Turquie: nouveaux affrontements entre police et manifestants

De violents affrontements ont à nouveau éclaté mercredi en Turquie entre la police et des dizaines de milliers de manifestants descendus dans les rues pour dénoncer le gouvernement à l'occasion des funérailles d'un garçon de 15 ans, mort des suites de blessures causées par la police en juin dernier.

Pour la deuxième journée consécutive, les forces de l'ordre sont intervenues à grands renforts de gaz lacrymogènes et de canons à eau, notamment à Istanbul, Ankara, Izmir (ouest) ou encore Eskisehir (nord-ouest) pour disperser de nombreux rassemblements organisés à la mémoire de Berkin Elvan, décédé mardi après 269 jours de coma.

A moins de trois semaines des élections municipales, la mort de cet adolescent a brutalement ravivé la contestation contre le Premier ministre Recep Tayyip Erdogan et son gouvernement, déjà englués dans un scandale de corruption sans précédent.

A Istanbul, une foule compacte a défilé mercredi pendant de longues heures dans les rues de la ville pour accompagner le cercueil drapé de rouge de la victime en criant des slogans hostiles au pouvoir.

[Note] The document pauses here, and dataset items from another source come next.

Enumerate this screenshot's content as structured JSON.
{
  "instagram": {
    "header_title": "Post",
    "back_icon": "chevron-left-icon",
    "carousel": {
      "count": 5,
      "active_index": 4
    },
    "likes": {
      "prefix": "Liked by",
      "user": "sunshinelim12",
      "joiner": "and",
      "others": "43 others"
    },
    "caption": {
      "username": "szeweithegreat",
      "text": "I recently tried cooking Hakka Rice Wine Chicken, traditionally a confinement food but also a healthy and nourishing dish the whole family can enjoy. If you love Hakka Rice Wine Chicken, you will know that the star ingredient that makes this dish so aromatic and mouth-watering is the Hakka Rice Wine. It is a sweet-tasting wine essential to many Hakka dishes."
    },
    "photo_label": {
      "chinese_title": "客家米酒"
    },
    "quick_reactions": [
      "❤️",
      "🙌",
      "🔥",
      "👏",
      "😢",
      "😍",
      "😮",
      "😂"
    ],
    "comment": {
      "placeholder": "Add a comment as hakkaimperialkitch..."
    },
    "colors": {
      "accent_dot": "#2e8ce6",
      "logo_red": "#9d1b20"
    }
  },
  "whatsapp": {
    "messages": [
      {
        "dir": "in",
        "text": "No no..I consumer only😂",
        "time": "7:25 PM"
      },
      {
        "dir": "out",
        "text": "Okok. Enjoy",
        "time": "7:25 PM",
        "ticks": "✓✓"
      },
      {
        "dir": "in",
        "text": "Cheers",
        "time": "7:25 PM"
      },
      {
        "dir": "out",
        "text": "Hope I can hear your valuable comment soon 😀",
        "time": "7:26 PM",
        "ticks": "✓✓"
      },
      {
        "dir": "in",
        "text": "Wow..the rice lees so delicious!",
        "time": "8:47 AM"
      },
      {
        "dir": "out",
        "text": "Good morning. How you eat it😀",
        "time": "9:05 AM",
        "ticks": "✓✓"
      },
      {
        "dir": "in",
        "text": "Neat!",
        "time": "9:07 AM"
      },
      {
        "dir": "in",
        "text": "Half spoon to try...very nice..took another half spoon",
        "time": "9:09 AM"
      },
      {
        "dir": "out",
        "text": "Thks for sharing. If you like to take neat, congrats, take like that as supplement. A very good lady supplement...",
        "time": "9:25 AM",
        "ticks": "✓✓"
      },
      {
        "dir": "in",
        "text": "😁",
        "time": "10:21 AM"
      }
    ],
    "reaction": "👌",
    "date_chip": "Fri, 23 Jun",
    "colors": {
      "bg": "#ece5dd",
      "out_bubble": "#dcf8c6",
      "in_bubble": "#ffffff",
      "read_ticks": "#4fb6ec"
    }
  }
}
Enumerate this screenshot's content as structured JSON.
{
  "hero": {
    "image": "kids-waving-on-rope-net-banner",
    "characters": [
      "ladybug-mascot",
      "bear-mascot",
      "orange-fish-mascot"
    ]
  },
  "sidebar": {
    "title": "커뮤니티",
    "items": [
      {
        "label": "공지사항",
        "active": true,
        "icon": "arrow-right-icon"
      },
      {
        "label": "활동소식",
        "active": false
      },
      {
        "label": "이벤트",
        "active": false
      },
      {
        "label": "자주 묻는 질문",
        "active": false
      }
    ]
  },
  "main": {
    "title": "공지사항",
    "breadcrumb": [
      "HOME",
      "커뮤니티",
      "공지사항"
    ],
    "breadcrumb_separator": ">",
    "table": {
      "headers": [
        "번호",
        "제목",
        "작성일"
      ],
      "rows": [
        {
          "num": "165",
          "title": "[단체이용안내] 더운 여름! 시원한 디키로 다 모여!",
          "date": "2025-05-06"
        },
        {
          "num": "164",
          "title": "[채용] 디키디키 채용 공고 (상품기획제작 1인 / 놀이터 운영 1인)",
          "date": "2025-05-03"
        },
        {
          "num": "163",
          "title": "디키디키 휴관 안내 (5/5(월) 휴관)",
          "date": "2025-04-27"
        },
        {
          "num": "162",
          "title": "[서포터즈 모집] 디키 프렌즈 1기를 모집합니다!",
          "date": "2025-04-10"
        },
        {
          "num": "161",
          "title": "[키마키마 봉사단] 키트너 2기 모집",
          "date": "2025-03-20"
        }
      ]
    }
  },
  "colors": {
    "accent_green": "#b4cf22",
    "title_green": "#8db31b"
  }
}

«Tayyip, assassin», «L'État meurtrier rendra des comptes» ou «Gouvernement, démission», ont scandé les manifestants dans le plus grand défilé organisé dans la plus grande ville du pays depuis la fronde qui a fait vaciller le régime en juin 2013.

«Combien de jeunes gens doivent encore mourir pour qu'Erdogan démissionne?», s'est interrogé Atilla Izmirlioglu, un ouvrier à la retraite venu assister aux obsèques.

Des échauffourées ont éclaté dès la fin des funérailles, lorsqu'une partie du cortège stambouliote a voulu marcher sur l'emblématique place Taksim. La police a dispersé sans ménagements les manifestants, qui ont riposté par des jets de pierres et des tirs de feux d'artifice.

Ces affrontements ont continué tout au long de la soirée à Istanbul, Ankara et dans plusieurs autres villes, ont rapporté les médias turcs, qui ont fait état de nombreux blessés et interpellations.

Un policier qui participait à une intervention contre des manifestants à Tunceli (est) est par ailleurs décédé accidentellement d'une crise cardiaque provoquée par les gaz lacrymogènes, a rapporté l'agence Dogan citant l'hôpital local.

«Provocation»

En pleine campagne électorale, M. Erdogan a dénoncé ces manifestations comme une «provocation». «Essayer de mettre le feu à la rue dix-huit jours avant des élections n'est pas un comportement démocratique», a-t-il lancé à ses rivaux lors d'une réunion publique à Mardin.

«Il y a une volonté de saboter en quelque sorte les élections avec des mouvements sociaux», a renchéri le chef du gouvernement mercredi soir lors d'un entretien accordé à la chaîne Télé 24.

Cette nouvelle poussée de fièvre intervient alors que le Parti de la justice et du développement (AKP), qui règne sans partage sur la Turquie depuis 2002, est englué dans des affaires de corruption qui le fragilisent à la veille des élections.

M. Erdogan lui-même et son fils, trahis par des écoutes téléphoniques dont le contenu a été publié sur internet, sont personnellement mis en cause.

Le Premier ministre a balayé ces accusations d'un revers de la main et accuse ses ex-alliés de la confrérie du prédicateur musulman Fethullah Gülen, très influents dans la police et la justice, de les avoir fabriquées pour le déstabiliser.

Sûr du soutien des électeurs, M. Erdogan a donné rendez-vous à ses contradicteurs le 30 mars pour un scrutin municipal aux allures de référendum.

Contrairement à plusieurs de ses ministres qui ont confié leur «tristesse» et présenté leurs condoléances à sa famille, M. Erdogan s'est jusque-là refusé à évoquer publiquement la mort de Berkin Elvan, devenu un symbole de la répression des manifestations de juin dernier.

Selon sa famille, il a été grièvement blessé à la tête dans son quartier le 16 juin par un tir de grenade lacrymogène alors qu'il sortait chercher du pain pendant une intervention de la police.

Interrogé mercredi soir à la télévision, le père de la victime a mis en cause le Premier ministre. «Je connais le coupable», a déclaré Sami Elvan sur CNN-Türk. «S'il l'avait voulu, l'assassin aurait été retrouvé en l'espace d'une heure», a-t-il ajouté.

Le chef du principal parti d'opposition, le Parti républicain du peuple (CHP), a lui aussi reproché au Premier ministre son attitude. «Avez-vous dit "reposez en paix"? Où est votre dignité?», a lancé Kemal Kiliçdaroglu devant des milliers de partisans.

Cette reprise des manifestations en Turquie a inquiété le Parlement européen qui, dans une résolution adoptée mercredi,»s'est inquiété mercredi de sa «dérive», dénonçant notamment ses récentes lois renforçant le contrôle du pouvoir sur les magistrats et l'utilisation d'internet.